Dr Who and Me

I think every generation has its favourite Doctor, for me it was Tom Baker. The floppy hair, the wild eyes and the huge smile all made him different and exciting. I even knitted myself the scarf, all nineteen feet of it. No sooner was it finished than my kid brother nicked it and refused to give it back. He wore it for years and still has it, packed away from the moth to be an heirloom for his son. (And he says I’m the insane one  in the family).

Back to Dr Who. If you read my blog post “The Black Bat of Night”, you will know that I was a winner in a short story competition run by SFX magazine. It was while I was still wandering around on cloud nine and telling complete strangers all about it, I got an email from a publisher called Big Finish, they published a series of anthologies of Dr Who stories. They had seen “Maud: A Garden Tale” (now included in my new book “A Solemn Curfew and Other Dark Tales“) and…

WOULD I LIKE TO PITCH A STORY FOR THEIR  NEXT ANTHOLOGY !!!

Would I?

What do you think?

In case you’re thinking this is fan fiction, you couldn’t be more wrong. To begin with there are copyright issues, you can’t legally publish anything using the Dr Who characters or the TARDIS without permission. Secondly there are rules, very strict rules about how you portray The Doctor and stricter ones about the sort of situations you can put him in and the relationships he has with his assistants.

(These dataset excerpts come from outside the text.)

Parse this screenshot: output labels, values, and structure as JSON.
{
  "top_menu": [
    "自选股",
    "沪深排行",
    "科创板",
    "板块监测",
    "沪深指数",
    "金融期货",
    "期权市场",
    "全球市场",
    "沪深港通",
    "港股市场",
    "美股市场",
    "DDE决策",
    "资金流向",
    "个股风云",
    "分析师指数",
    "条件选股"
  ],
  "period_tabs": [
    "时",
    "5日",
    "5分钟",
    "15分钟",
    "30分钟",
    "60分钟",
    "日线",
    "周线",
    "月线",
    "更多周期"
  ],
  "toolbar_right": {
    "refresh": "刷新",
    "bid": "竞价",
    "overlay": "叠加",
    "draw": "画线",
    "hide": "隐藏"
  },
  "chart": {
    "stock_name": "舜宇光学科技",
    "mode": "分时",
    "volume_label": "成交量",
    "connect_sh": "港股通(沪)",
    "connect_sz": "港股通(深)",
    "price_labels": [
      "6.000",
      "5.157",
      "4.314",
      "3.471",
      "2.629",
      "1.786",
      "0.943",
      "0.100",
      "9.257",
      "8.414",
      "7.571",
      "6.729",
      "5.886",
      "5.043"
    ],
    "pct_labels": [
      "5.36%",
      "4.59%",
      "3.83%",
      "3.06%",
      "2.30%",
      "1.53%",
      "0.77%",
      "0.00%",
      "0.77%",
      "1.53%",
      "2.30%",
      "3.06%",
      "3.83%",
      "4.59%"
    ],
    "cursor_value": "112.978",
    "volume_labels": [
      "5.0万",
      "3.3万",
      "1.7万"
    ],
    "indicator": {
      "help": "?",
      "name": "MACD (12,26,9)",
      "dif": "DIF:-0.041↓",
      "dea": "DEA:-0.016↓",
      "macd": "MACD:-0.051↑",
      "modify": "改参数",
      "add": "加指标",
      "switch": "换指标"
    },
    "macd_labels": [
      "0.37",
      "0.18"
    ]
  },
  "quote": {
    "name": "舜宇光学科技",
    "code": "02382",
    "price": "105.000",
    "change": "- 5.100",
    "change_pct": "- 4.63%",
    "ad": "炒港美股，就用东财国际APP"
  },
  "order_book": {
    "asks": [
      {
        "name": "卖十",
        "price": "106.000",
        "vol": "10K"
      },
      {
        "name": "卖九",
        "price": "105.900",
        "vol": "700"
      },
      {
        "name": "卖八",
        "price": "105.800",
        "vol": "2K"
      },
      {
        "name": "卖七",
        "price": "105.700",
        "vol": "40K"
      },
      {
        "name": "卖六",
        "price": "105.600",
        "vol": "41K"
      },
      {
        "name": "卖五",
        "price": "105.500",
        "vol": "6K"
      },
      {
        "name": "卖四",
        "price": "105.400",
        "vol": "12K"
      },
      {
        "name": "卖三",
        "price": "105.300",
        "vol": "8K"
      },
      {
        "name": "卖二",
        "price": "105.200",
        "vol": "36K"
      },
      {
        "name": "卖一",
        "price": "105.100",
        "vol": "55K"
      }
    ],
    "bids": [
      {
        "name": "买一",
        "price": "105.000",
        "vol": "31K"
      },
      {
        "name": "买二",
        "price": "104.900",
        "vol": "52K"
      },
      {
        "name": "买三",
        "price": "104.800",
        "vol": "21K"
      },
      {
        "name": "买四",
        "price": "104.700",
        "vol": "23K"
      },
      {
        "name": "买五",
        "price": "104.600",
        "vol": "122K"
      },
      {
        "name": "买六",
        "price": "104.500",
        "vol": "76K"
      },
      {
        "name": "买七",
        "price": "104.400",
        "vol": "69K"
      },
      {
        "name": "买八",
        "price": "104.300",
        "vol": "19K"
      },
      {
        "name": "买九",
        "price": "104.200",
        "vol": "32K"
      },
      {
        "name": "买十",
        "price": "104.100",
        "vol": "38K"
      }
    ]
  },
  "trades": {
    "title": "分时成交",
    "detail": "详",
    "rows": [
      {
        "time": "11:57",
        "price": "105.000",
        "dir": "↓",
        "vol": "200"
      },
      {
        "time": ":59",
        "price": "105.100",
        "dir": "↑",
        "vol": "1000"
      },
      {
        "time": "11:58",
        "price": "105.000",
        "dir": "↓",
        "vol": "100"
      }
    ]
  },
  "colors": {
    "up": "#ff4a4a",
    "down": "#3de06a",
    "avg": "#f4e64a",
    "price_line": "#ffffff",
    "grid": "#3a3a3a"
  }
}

It was also hard work, much harder than I thought it would be, because no matter how well you think you know a character, you didn’t create him and getting your head around how they think and react is tough.

I did a pitch, which they liked, with amendments and then I started to write. And stopped and bought half a dozen old Dr Who DVD’s, watched them and began again. It had been a while since I had seen any Dr Who and I was surprised how just how much I had forgotten.

For various reasons, the story also had to be set in New Zealand and as I’ve never been nearer to New Zealand than Cornwall, so I also bought several guide books. It looks really beautiful and maybe one day I will be able to go there and see for myself.

And as this was also a Christmas Collection, it had to have a seasonal feel, so I decided turkeys were needed and did a bit of research on them as well. Not very bright your average turkey, possibly what they had in mind when they came up with “bird brained”.

As you can see, 5,000 words can required a lot of work.

Any way, after some editing and a couple of very sensible changes suggested by the editor,  “Autaia Pipipi Pia” came out in the 2008 collection “Dr Who. Short Trips: Christmas Around the World.” I’m not going to tell you what that means, but I will say it’s Maori, or at least my idea of Maori.

Have a look in “Books” section here and you will see the glorious cover designed by Grant Kempster.

I thought that was going to be the end of this adventure, but there was one last treat to go. Tom Baker was a guest at Comic Con in 2009 and unknown to me, my kids went and took my copy of the anthology with them and Tom Baker was kind enough to sign it for me.

So that is the story of how I got to write a Dr Who story and see it in print. I still get a buzz when I catch a glimpse of the book on my shelf.